An unfortunate byproduct of having an iOS app is that you’ve got no good recourse against Apple’s rules. The same can be said for Google and the Play Store. Both are altering how much they get from subscription apps like Spotify, but the meat of Spotify’s argument is that Apple takes a cut and won’t let it bypass long-standing rules.

It seems to be forgetting how commerce works, digital or otherwise. It’s Apple’s store, and the only place to get iOS apps.

And in choosing to have an iOS app, Spotify chose to play by Apple’s rules. It’s also benefiting from them. When I wrote about this dispute popping up, I noted that playing by Apple’s rules was definitely better than pulling the app — Spotify’s only other choice.

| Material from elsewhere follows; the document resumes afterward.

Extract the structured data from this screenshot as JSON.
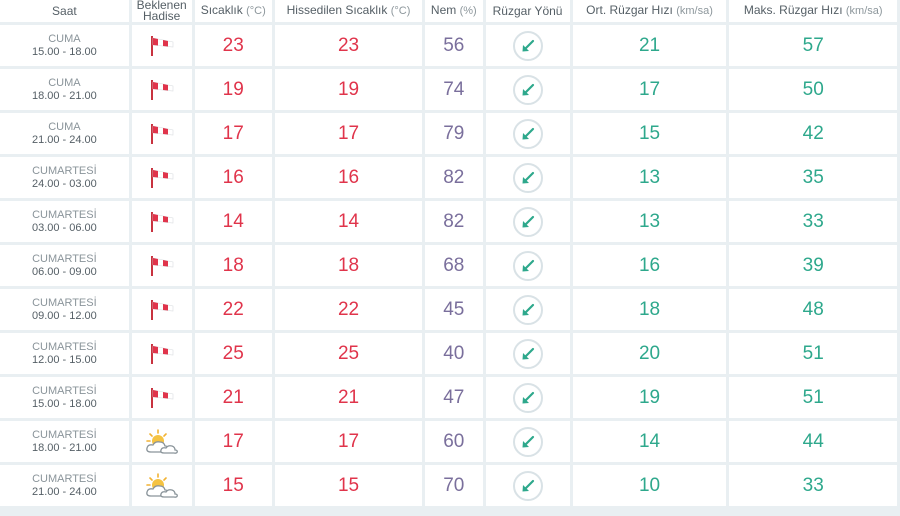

Spotify hasn’t pulled its app; it’s simply screaming into the wind about how unfair it thinks Apple is, even though there are vivid examples of Apple actually being a bad actor elsewhere. To my mind, Spotify is getting a sweetheart deal.

Apple hasn’t removed Spotify from the App Store, but I bet they would for a less notable app. This is a case of two juggernauts clashing; Apple was likely trying to avoid dragging this into the media, but Spotify seemed to think shining a light on this issue would curry favor.

Instead, this kerfuffle just shows how out of touch it is.